Free and open to the university community and the public, the event will take place from 9 a.m. to noon in the M&T Bank Auditorium, Room 2120, Jacobs School of Medicine and Biomedical Sciences. There is also an option to attend remotely. Registration is required for all.
David Rhew, chief medical officer of Microsoft Global who is recognized as one of the 50 most influential clinician executives by Modern Healthcare, will give the keynote at 9:30 a.m., titled “Improving Outcomes and Health Equity with Data & AI.” He holds six U.S. technology patents that enable authoring, mapping and integration of clinical decision support into electronic health records.

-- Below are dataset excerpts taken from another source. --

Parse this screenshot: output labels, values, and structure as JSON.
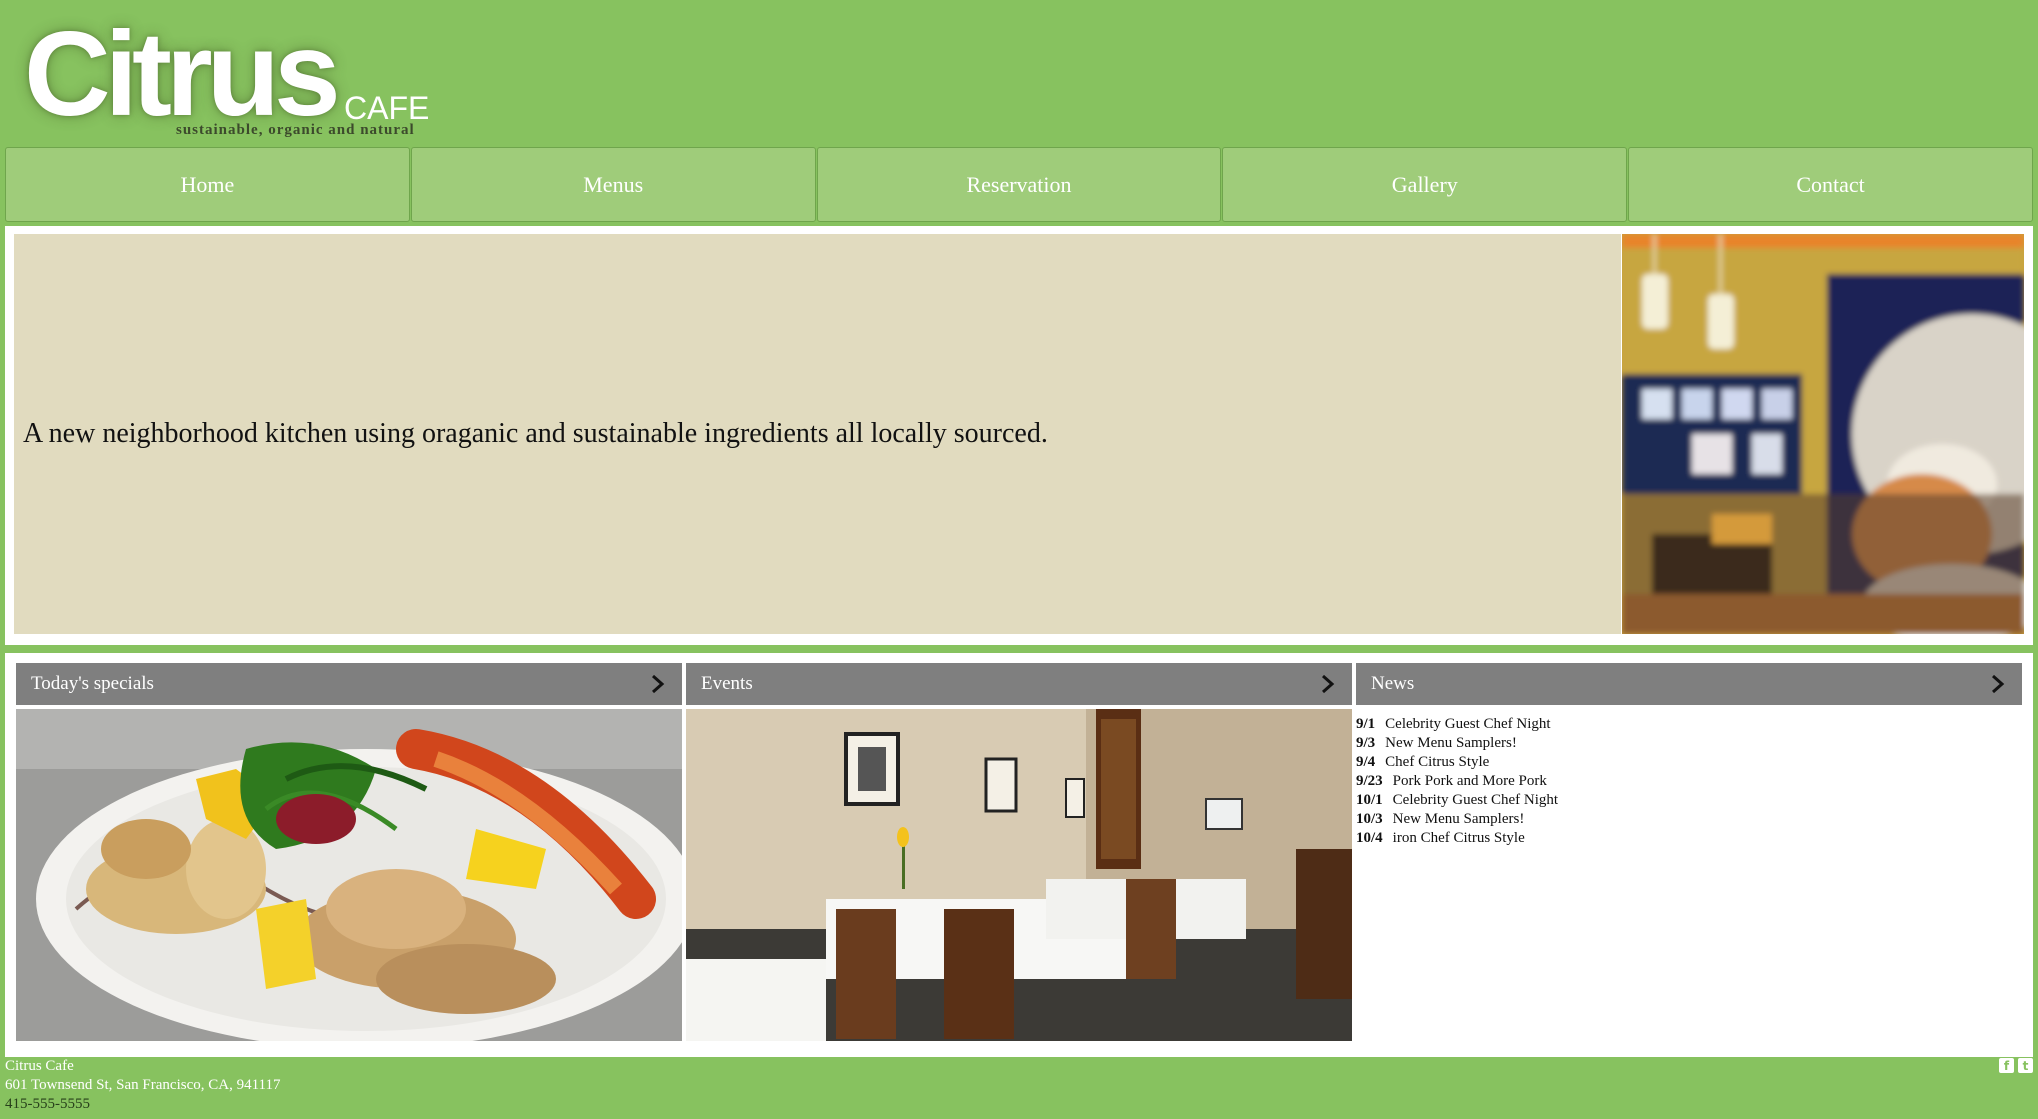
{
  "logo": {
    "main": "Citrus",
    "sub": "CAFE",
    "tagline": "sustainable, organic and natural"
  },
  "nav": {
    "items": [
      {
        "label": "Home"
      },
      {
        "label": "Menus"
      },
      {
        "label": "Reservation"
      },
      {
        "label": "Gallery"
      },
      {
        "label": "Contact"
      }
    ]
  },
  "hero": {
    "text": "A new neighborhood kitchen using oraganic and sustainable ingredients all locally sourced."
  },
  "panels": {
    "specials": {
      "title": "Today's specials"
    },
    "events": {
      "title": "Events"
    },
    "news": {
      "title": "News",
      "items": [
        {
          "date": "9/1",
          "text": "Celebrity Guest Chef Night"
        },
        {
          "date": "9/3",
          "text": "New Menu Samplers!"
        },
        {
          "date": "9/4",
          "text": "Chef Citrus Style"
        },
        {
          "date": "9/23",
          "text": "Pork Pork and More Pork"
        },
        {
          "date": "10/1",
          "text": "Celebrity Guest Chef Night"
        },
        {
          "date": "10/3",
          "text": "New Menu Samplers!"
        },
        {
          "date": "10/4",
          "text": "iron Chef Citrus Style"
        }
      ]
    }
  },
  "footer": {
    "name": "Citrus Cafe",
    "address": "601 Townsend St, San Francisco, CA, 941117",
    "phone": "415-555-5555"
  },
  "social": [
    {
      "icon": "facebook-icon",
      "glyph": "f"
    },
    {
      "icon": "twitter-icon",
      "glyph": "t"
    }
  ],
  "colors": {
    "background": "#87c25f",
    "nav": "#9fcc7a",
    "hero_box": "#e1dbbf",
    "panel_header": "#7f7f7f"
  }
}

Following the keynote, there will be a Q&A at 10:15 a.m. Allison Brashear, vice president for health sciences and Jacobs School dean, will moderate a panel featuring Don Boyd, CEO, Kaleida Health; Michael Galang, senior vice president and chief information officer, Catholic Health; Sarah Mullin, director of biomedical informatics, Roswell Park Comprehensive Cancer Center Shared Resource, and co-chair, Roswell Park AI Taskforce; and Thomas Quatroche, president and CEO, Erie County Medical Center.
Following the Q&A at 11 a.m., Jinjun Xiong, director of UB’s Institute for Artificial Intelligence and Data Science, will moderate a discussion about the inaugural class of UB researchers who have been awarded Health and AI Seed Funding.